Today, Housing First Charlotte-Mecklenburg is holding a celebration at 10 a.m. to announce the expansion of Moore Place from 85 apartments to 120. Moore Place is a housing complex at 2435 Lucena St. for people who have been homeless. Liz Clasen-Kelly, associate executive director of policy and outreach at the Urban Ministry Center, said that a nurse, psychiatrist and six social workers are on site at Moore Place, which is part of a new approach to end homelessness.
Clasen-Kelly explained how Charlotte community leaders have been talking about how to end homelessness for the past decade. In 2014, Center City Partners took action by convening 27 key organizations with interests in ending homelessness in Charlotte. The group formed Housing First Charlotte-Mecklenburg and adopted the national model, Housing First.
The Housing First philosophy states that a person needs both ‘housing + supports’ to be successful. Through this model, individuals are given housing while receiving the help they need with addictions, mental health and other issues.
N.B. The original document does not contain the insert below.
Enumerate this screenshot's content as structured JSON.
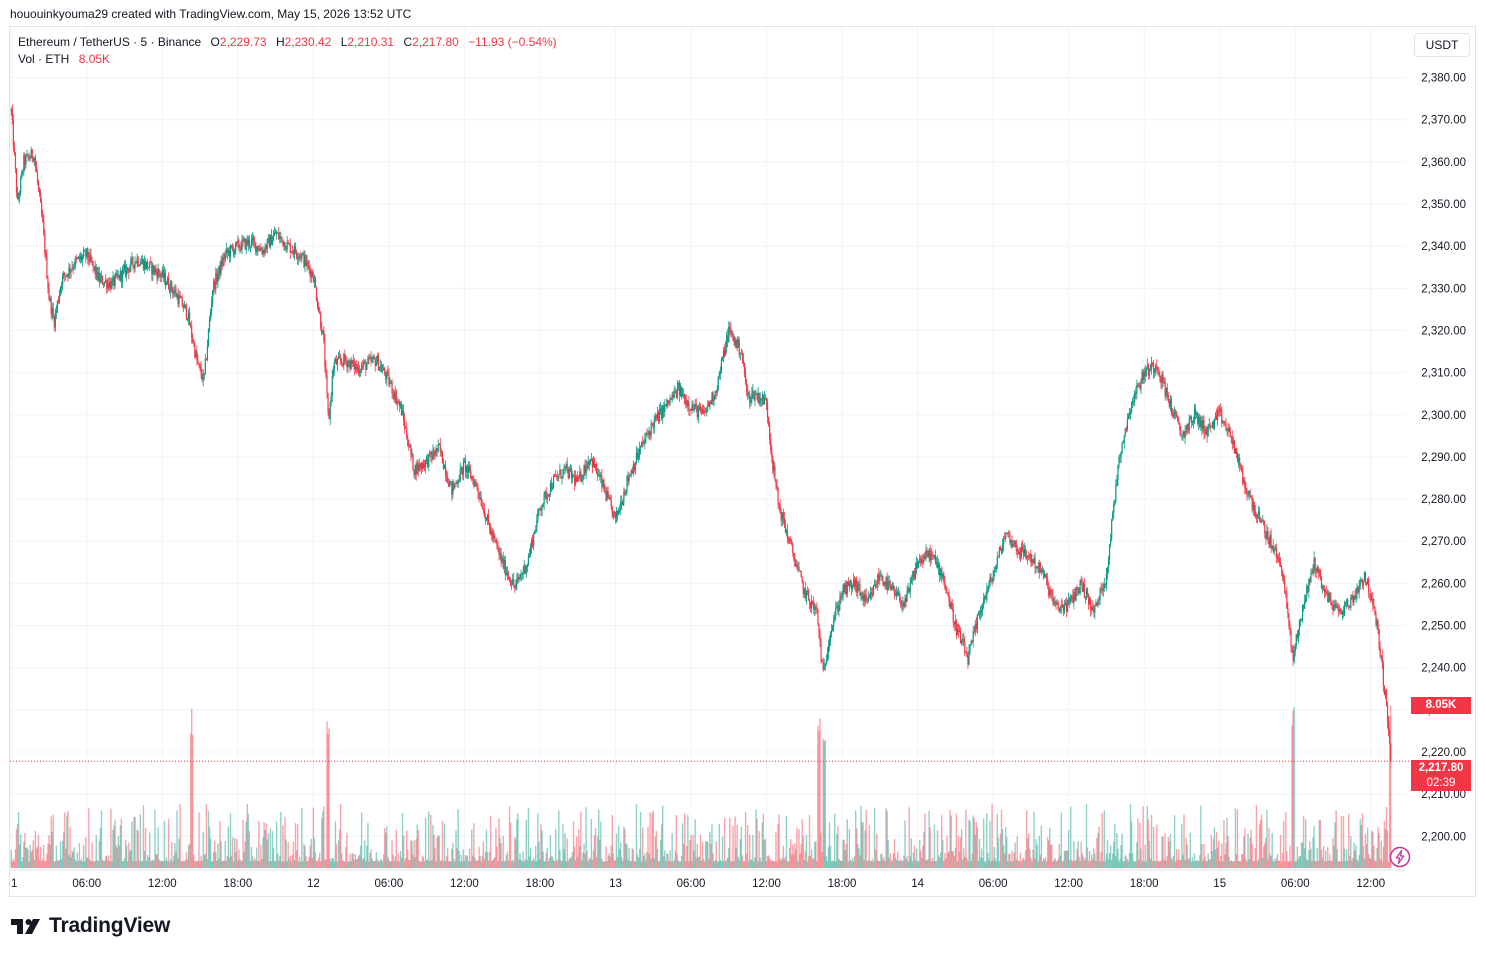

This approach is radically different from an older model called “housing readiness” when a person had to be clean and sober before being considered for housing.
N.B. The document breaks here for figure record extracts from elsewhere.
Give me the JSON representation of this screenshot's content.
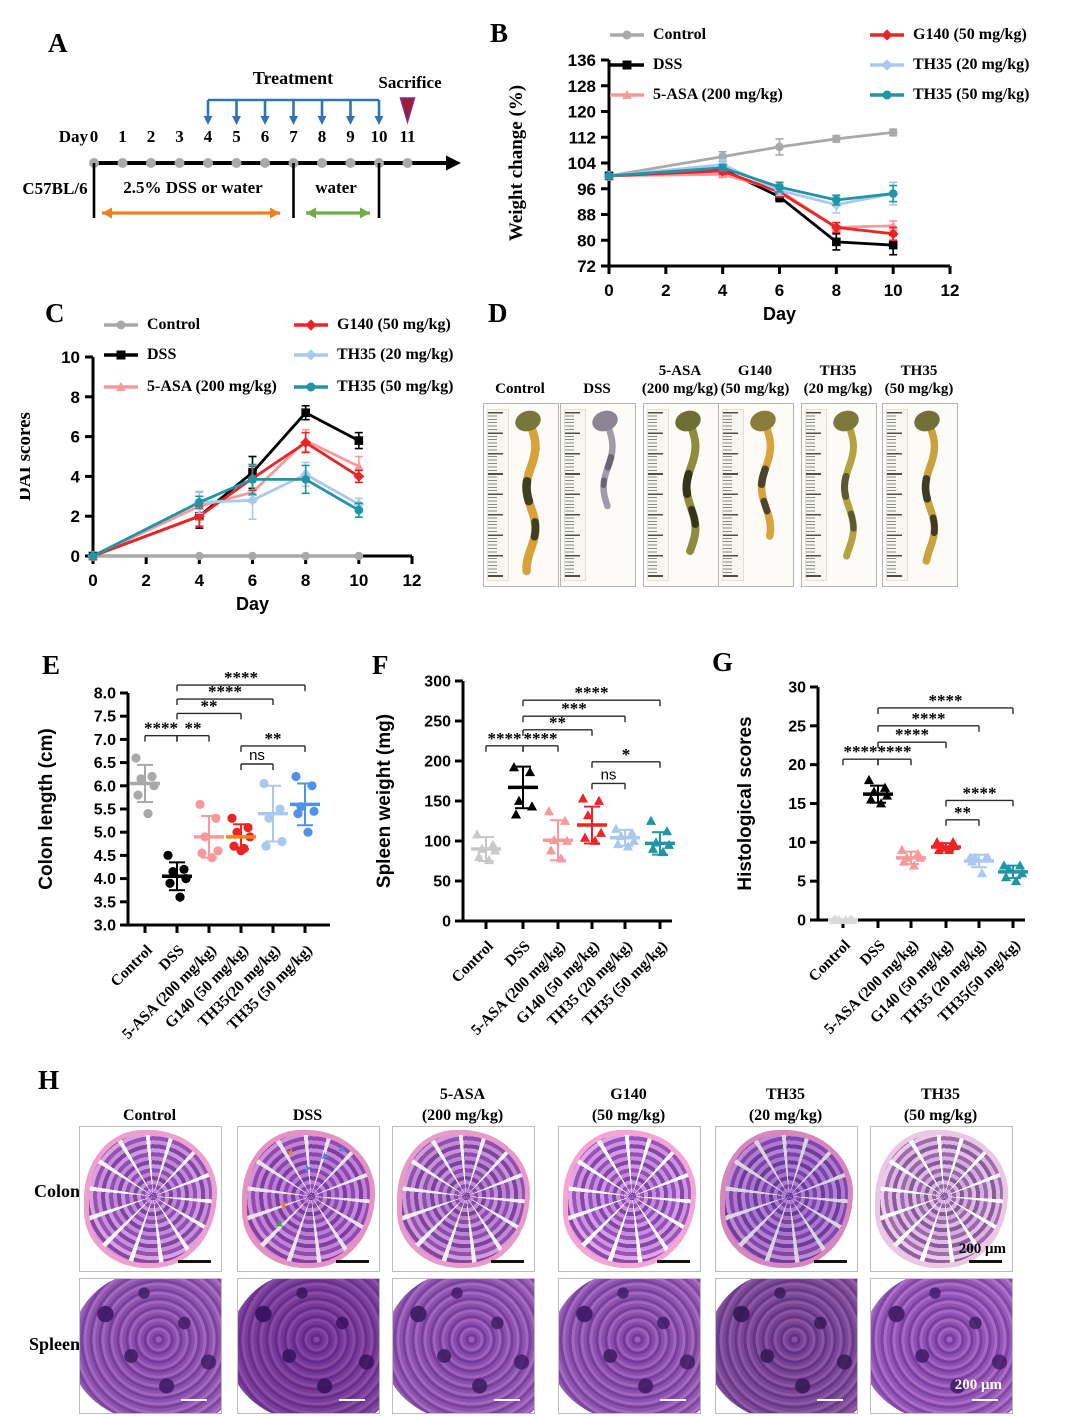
{
  "panelA": {
    "label": "A",
    "treatment_label": "Treatment",
    "sacrifice_label": "Sacrifice",
    "day_label": "Day",
    "days": [
      "0",
      "1",
      "2",
      "3",
      "4",
      "5",
      "6",
      "7",
      "8",
      "9",
      "10",
      "11"
    ],
    "strain_label": "C57BL/6",
    "dss_phase_label": "2.5% DSS or water",
    "water_phase_label": "water",
    "colors": {
      "treatment_arrows": "#2e75b6",
      "dss_arrow": "#f08122",
      "water_arrow": "#6fad47",
      "sacrifice_marker": "#9e1b32"
    }
  },
  "panelB": {
    "label": "B",
    "chart_data": {
      "type": "line",
      "x": [
        0,
        4,
        6,
        8,
        10
      ],
      "xlim": [
        0,
        12
      ],
      "ylim": [
        72,
        136
      ],
      "xticks": [
        0,
        2,
        4,
        6,
        8,
        10,
        12
      ],
      "xtick_labels": [
        "0",
        "2",
        "4",
        "6",
        "8",
        "10",
        "12"
      ],
      "yticks": [
        72,
        80,
        88,
        96,
        104,
        112,
        120,
        128,
        136
      ],
      "ytick_labels": [
        "72",
        "80",
        "88",
        "96",
        "104",
        "112",
        "120",
        "128",
        "136"
      ],
      "xlabel": "Day",
      "ylabel": "Weight change (%)",
      "series": [
        {
          "name": "Control",
          "color": "#a9a9a9",
          "marker": "circle",
          "values": [
            100,
            106,
            109,
            111.5,
            113.5
          ],
          "err": [
            0.5,
            1.5,
            2.5,
            1,
            1
          ]
        },
        {
          "name": "DSS",
          "color": "#000000",
          "marker": "square",
          "values": [
            100,
            102,
            93.5,
            79.5,
            78.5
          ],
          "err": [
            0.5,
            1,
            1.5,
            2.5,
            3
          ]
        },
        {
          "name": "5-ASA (200 mg/kg)",
          "color": "#f9999b",
          "marker": "triangle",
          "values": [
            100,
            100.5,
            95.5,
            84,
            84.5
          ],
          "err": [
            0.5,
            1,
            2,
            1.5,
            1.5
          ]
        },
        {
          "name": "G140 (50 mg/kg)",
          "color": "#ec2426",
          "marker": "diamond",
          "values": [
            100,
            101.5,
            95,
            84,
            82
          ],
          "err": [
            0.5,
            1,
            1.5,
            1.5,
            2
          ]
        },
        {
          "name": "TH35 (20 mg/kg)",
          "color": "#a9c9f0",
          "marker": "diamond",
          "values": [
            100,
            103.5,
            95.5,
            91,
            94.5
          ],
          "err": [
            0.5,
            1.5,
            1.5,
            2.5,
            3.5
          ]
        },
        {
          "name": "TH35 (50 mg/kg)",
          "color": "#1f95a5",
          "marker": "circle",
          "values": [
            100,
            102.5,
            96.5,
            92.5,
            94.5
          ],
          "err": [
            0.5,
            1,
            1.5,
            1.5,
            2.5
          ]
        }
      ]
    }
  },
  "panelC": {
    "label": "C",
    "chart_data": {
      "type": "line",
      "x": [
        0,
        4,
        6,
        8,
        10
      ],
      "xlim": [
        0,
        12
      ],
      "ylim": [
        0,
        10
      ],
      "xticks": [
        0,
        2,
        4,
        6,
        8,
        10,
        12
      ],
      "xtick_labels": [
        "0",
        "2",
        "4",
        "6",
        "8",
        "10",
        "12"
      ],
      "yticks": [
        0,
        2,
        4,
        6,
        8,
        10
      ],
      "ytick_labels": [
        "0",
        "2",
        "4",
        "6",
        "8",
        "10"
      ],
      "xlabel": "Day",
      "ylabel": "DAI scores",
      "series": [
        {
          "name": "Control",
          "color": "#a9a9a9",
          "marker": "circle",
          "values": [
            0,
            0,
            0,
            0,
            0
          ],
          "err": [
            0,
            0,
            0,
            0,
            0
          ]
        },
        {
          "name": "DSS",
          "color": "#000000",
          "marker": "square",
          "values": [
            0,
            2,
            4.2,
            7.2,
            5.8
          ],
          "err": [
            0,
            0.6,
            0.8,
            0.35,
            0.4
          ]
        },
        {
          "name": "5-ASA (200 mg/kg)",
          "color": "#f9999b",
          "marker": "triangle",
          "values": [
            0,
            2.5,
            3.2,
            5.8,
            4.5
          ],
          "err": [
            0,
            0.7,
            0.5,
            0.55,
            0.5
          ]
        },
        {
          "name": "G140 (50 mg/kg)",
          "color": "#ec2426",
          "marker": "diamond",
          "values": [
            0,
            2,
            3.9,
            5.7,
            4
          ],
          "err": [
            0,
            0.5,
            0.6,
            0.5,
            0.3
          ]
        },
        {
          "name": "TH35 (20 mg/kg)",
          "color": "#a9c9f0",
          "marker": "diamond",
          "values": [
            0,
            2.7,
            2.8,
            4.1,
            2.6
          ],
          "err": [
            0,
            0.55,
            0.95,
            0.6,
            0.3
          ]
        },
        {
          "name": "TH35 (50 mg/kg)",
          "color": "#1f95a5",
          "marker": "circle",
          "values": [
            0,
            2.7,
            3.85,
            3.85,
            2.3
          ],
          "err": [
            0,
            0.3,
            0.75,
            0.7,
            0.35
          ]
        }
      ]
    }
  },
  "panelD": {
    "label": "D",
    "groups": [
      {
        "line1": "Control",
        "line2": "",
        "photo": {
          "len": 0.92,
          "w": 8.5,
          "body": "#d8a13a",
          "dark": "#3f3f22",
          "blob": "#77773a"
        }
      },
      {
        "line1": "DSS",
        "line2": "",
        "photo": {
          "len": 0.52,
          "w": 6.5,
          "body": "#a29aa8",
          "dark": "#6c6275",
          "blob": "#8d8494"
        }
      },
      {
        "line1": "5-ASA",
        "line2": "(200 mg/kg)",
        "photo": {
          "len": 0.8,
          "w": 8,
          "body": "#8f8a3c",
          "dark": "#35351f",
          "blob": "#6f6f35"
        }
      },
      {
        "line1": "G140",
        "line2": "(50 mg/kg)",
        "photo": {
          "len": 0.72,
          "w": 7.5,
          "body": "#d8a33c",
          "dark": "#4a442a",
          "blob": "#8a7d3a"
        }
      },
      {
        "line1": "TH35",
        "line2": "(20 mg/kg)",
        "photo": {
          "len": 0.84,
          "w": 7,
          "body": "#b5a23e",
          "dark": "#5c5830",
          "blob": "#7b7a3b"
        }
      },
      {
        "line1": "TH35",
        "line2": "(50 mg/kg)",
        "photo": {
          "len": 0.88,
          "w": 7.5,
          "body": "#c9a23d",
          "dark": "#3e3c24",
          "blob": "#72703a"
        }
      }
    ]
  },
  "panelE": {
    "label": "E",
    "chart_data": {
      "type": "scatter",
      "ylabel": "Colon length (cm)",
      "ylim": [
        3,
        8
      ],
      "yticks": [
        3,
        3.5,
        4,
        4.5,
        5,
        5.5,
        6,
        6.5,
        7,
        7.5,
        8
      ],
      "ytick_labels": [
        "3.0",
        "3.5",
        "4.0",
        "4.5",
        "5.0",
        "5.5",
        "6.0",
        "6.5",
        "7.0",
        "7.5",
        "8.0"
      ],
      "categories": [
        "Control",
        "DSS",
        "5-ASA (200 mg/kg)",
        "G140 (50 mg/kg)",
        "TH35(20 mg/kg)",
        "TH35 (50 mg/kg)"
      ],
      "groups": [
        {
          "name": "Control",
          "color": "#a9a9a9",
          "marker": "circle",
          "points": [
            6.6,
            6.2,
            6.15,
            6,
            5.8,
            5.4
          ],
          "mean": 6.05,
          "sd": 0.4
        },
        {
          "name": "DSS",
          "color": "#000000",
          "marker": "circle",
          "points": [
            4.5,
            4.2,
            4.15,
            4,
            3.9,
            3.6
          ],
          "mean": 4.05,
          "sd": 0.3
        },
        {
          "name": "5-ASA (200 mg/kg)",
          "color": "#f9999b",
          "marker": "circle",
          "points": [
            5.6,
            5.3,
            4.9,
            4.6,
            4.55,
            4.45
          ],
          "mean": 4.9,
          "sd": 0.45
        },
        {
          "name": "G140 (50 mg/kg)",
          "color": "#ec2426",
          "marker": "circle",
          "points": [
            5.3,
            5.1,
            5,
            4.9,
            4.7,
            4.65,
            4.6
          ],
          "mean": 4.9,
          "sd": 0.27,
          "mean_color": "#f58220"
        },
        {
          "name": "TH35 (20 mg/kg)",
          "color": "#a9c9f0",
          "marker": "circle",
          "points": [
            6.05,
            5.5,
            5.3,
            4.8,
            4.7
          ],
          "mean": 5.4,
          "sd": 0.6
        },
        {
          "name": "TH35 (50 mg/kg)",
          "color": "#4f93e8",
          "marker": "circle",
          "points": [
            6.2,
            6,
            5.55,
            5.45,
            5.4,
            5
          ],
          "mean": 5.6,
          "sd": 0.45
        }
      ],
      "significance": [
        {
          "a": 0,
          "b": 1,
          "label": "****",
          "y": 7.08
        },
        {
          "a": 1,
          "b": 2,
          "label": "**",
          "y": 7.08
        },
        {
          "a": 1,
          "b": 3,
          "label": "**",
          "y": 7.56
        },
        {
          "a": 1,
          "b": 4,
          "label": "****",
          "y": 7.87
        },
        {
          "a": 1,
          "b": 5,
          "label": "****",
          "y": 8.17
        },
        {
          "a": 3,
          "b": 5,
          "label": "**",
          "y": 6.86
        },
        {
          "a": 3,
          "b": 4,
          "label": "ns",
          "y": 6.47
        }
      ]
    }
  },
  "panelF": {
    "label": "F",
    "chart_data": {
      "type": "scatter",
      "ylabel": "Spleen weight (mg)",
      "ylim": [
        0,
        300
      ],
      "yticks": [
        0,
        50,
        100,
        150,
        200,
        250,
        300
      ],
      "ytick_labels": [
        "0",
        "50",
        "100",
        "150",
        "200",
        "250",
        "300"
      ],
      "categories": [
        "Control",
        "DSS",
        "5-ASA (200 mg/kg)",
        "G140 (50 mg/kg)",
        "TH35 (20 mg/kg)",
        "TH35 (50 mg/kg)"
      ],
      "groups": [
        {
          "name": "Control",
          "color": "#c9c9c9",
          "marker": "triangle",
          "points": [
            108,
            95,
            90,
            88,
            80,
            76
          ],
          "mean": 90,
          "sd": 15
        },
        {
          "name": "DSS",
          "color": "#000000",
          "marker": "triangle",
          "points": [
            192,
            186,
            150,
            143,
            133
          ],
          "mean": 167,
          "sd": 26
        },
        {
          "name": "5-ASA (200 mg/kg)",
          "color": "#f9999b",
          "marker": "triangle",
          "points": [
            137,
            125,
            101,
            100,
            88,
            78
          ],
          "mean": 101,
          "sd": 25
        },
        {
          "name": "G140 (50 mg/kg)",
          "color": "#ec2426",
          "marker": "triangle",
          "points": [
            153,
            150,
            132,
            110,
            104,
            100
          ],
          "mean": 120,
          "sd": 23
        },
        {
          "name": "TH35 (20 mg/kg)",
          "color": "#a9c9f0",
          "marker": "triangle",
          "points": [
            115,
            110,
            106,
            100,
            96,
            93
          ],
          "mean": 104,
          "sd": 10
        },
        {
          "name": "TH35 (50 mg/kg)",
          "color": "#1f95a5",
          "marker": "triangle",
          "points": [
            125,
            112,
            98,
            95,
            90,
            86
          ],
          "mean": 97,
          "sd": 14
        }
      ],
      "significance": [
        {
          "a": 0,
          "b": 1,
          "label": "****",
          "y": 219
        },
        {
          "a": 1,
          "b": 2,
          "label": "****",
          "y": 219
        },
        {
          "a": 1,
          "b": 3,
          "label": "**",
          "y": 239
        },
        {
          "a": 1,
          "b": 4,
          "label": "***",
          "y": 256
        },
        {
          "a": 1,
          "b": 5,
          "label": "****",
          "y": 276
        },
        {
          "a": 3,
          "b": 5,
          "label": "*",
          "y": 199
        },
        {
          "a": 3,
          "b": 4,
          "label": "ns",
          "y": 172
        }
      ]
    }
  },
  "panelG": {
    "label": "G",
    "chart_data": {
      "type": "scatter",
      "ylabel": "Histological scores",
      "ylim": [
        0,
        30
      ],
      "yticks": [
        0,
        5,
        10,
        15,
        20,
        25,
        30
      ],
      "ytick_labels": [
        "0",
        "5",
        "10",
        "15",
        "20",
        "25",
        "30"
      ],
      "categories": [
        "Control",
        "DSS",
        "5-ASA (200 mg/kg)",
        "G140 (50 mg/kg)",
        "TH35 (20 mg/kg)",
        "TH35(50 mg/kg)"
      ],
      "groups": [
        {
          "name": "Control",
          "color": "#d9d9d9",
          "marker": "triangle",
          "points": [
            0,
            0,
            0,
            0,
            0,
            0
          ],
          "mean": 0,
          "sd": 0
        },
        {
          "name": "DSS",
          "color": "#000000",
          "marker": "triangle",
          "points": [
            18,
            17,
            16.5,
            16,
            15.5,
            15
          ],
          "mean": 16.2,
          "sd": 1.1
        },
        {
          "name": "5-ASA (200 mg/kg)",
          "color": "#f9999b",
          "marker": "triangle",
          "points": [
            9,
            8.5,
            8,
            8,
            7.5,
            7
          ],
          "mean": 8,
          "sd": 0.8
        },
        {
          "name": "G140 (50 mg/kg)",
          "color": "#ec2426",
          "marker": "triangle",
          "points": [
            10,
            10,
            9.5,
            9.5,
            9,
            9
          ],
          "mean": 9.4,
          "sd": 0.5
        },
        {
          "name": "TH35 (20 mg/kg)",
          "color": "#a9c9f0",
          "marker": "triangle",
          "points": [
            8,
            8,
            8,
            8,
            7.5,
            6
          ],
          "mean": 7.6,
          "sd": 0.8
        },
        {
          "name": "TH35 (50 mg/kg)",
          "color": "#1f95a5",
          "marker": "triangle",
          "points": [
            7,
            7,
            6.5,
            6,
            5.5,
            5
          ],
          "mean": 6.2,
          "sd": 0.8
        }
      ],
      "significance": [
        {
          "a": 0,
          "b": 1,
          "label": "****",
          "y": 20.7
        },
        {
          "a": 1,
          "b": 2,
          "label": "****",
          "y": 20.7
        },
        {
          "a": 1,
          "b": 3,
          "label": "****",
          "y": 22.9
        },
        {
          "a": 1,
          "b": 4,
          "label": "****",
          "y": 25
        },
        {
          "a": 1,
          "b": 5,
          "label": "****",
          "y": 27.3
        },
        {
          "a": 3,
          "b": 4,
          "label": "**",
          "y": 12.9
        },
        {
          "a": 3,
          "b": 5,
          "label": "****",
          "y": 15.4
        }
      ]
    }
  },
  "panelH": {
    "label": "H",
    "row_labels": [
      "Colon",
      "Spleen"
    ],
    "scalebar_label": "200 μm",
    "col_headers": [
      {
        "line1": "Control",
        "line2": ""
      },
      {
        "line1": "DSS",
        "line2": ""
      },
      {
        "line1": "5-ASA",
        "line2": "(200 mg/kg)"
      },
      {
        "line1": "G140",
        "line2": "(50 mg/kg)"
      },
      {
        "line1": "TH35",
        "line2": "(20 mg/kg)"
      },
      {
        "line1": "TH35",
        "line2": "(50 mg/kg)"
      }
    ],
    "annotation_colors": {
      "blue": "#4a86e8",
      "orange": "#ed7d31",
      "green": "#34a853"
    }
  }
}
Housing First Charlotte-Mecklenburg set a goal of obliterating chronic homelessness in the Queen City by Dec. 31, 2016. Currently, there are approximately 450 chronically homeless people on record. By definition, a chronically homeless person has a disabling condition, and has been homeless one year or more or has had at least four episodes of homelessness in the past three years.
Charlotte Mecklenburg Police Department is one of the organizations that has taken part in these new changes. They have adjusted the way they work with the homeless. Captain Mike Campagna is the commander of Central Patrol Division. He works closely with his officers to change the way they approach situations.
He said, “We started going out to camps for outreach. It could take a year to build a relationship, just saying, ‘hello.’”
CMPD collaborates with the Urban Ministry Center to bring service providers, counselors and medical professionals to these homeless camps. An officer’s first response is to connect an individual to resources rather than hauling them off to jail for activities like trespassing, public urination, panhandling and drunk and disorderly conduct.
“We recognize that living on the streets is a challenge,” Captain Campagna said.
An officer’s main objective when working with someone living on the streets is to connect them to the right resource or organization. It means CMPD officers are taking the time to build trust in the homeless community and ask the right questions.
Often, a homeless person is entitled to funds through their social security, disability or pension. Sometimes they have lost touch with family who are able to help or they need help applying for services.
Campagna said, “It is my goal to expose officers to a more compassionate approach to policing and see the benefits of understanding the underlying issues behind a problem and looking for ways to address it, which oftentimes includes making connections with the large number of resources that are out there.”
Learn about the issues related to homelessness, find ways to help get the homeless population’s voice heard and write to local and state-level representatives about needs and issues.
If you see someone who appears to be homeless, Housing First Charlotte-Mecklenburg has an online form you can fill out. An outreach team will try to make contact with the person.
Become a mentor, help on a move-in team or contribute to the welcome-home kits.
Even a small donation can have an impact.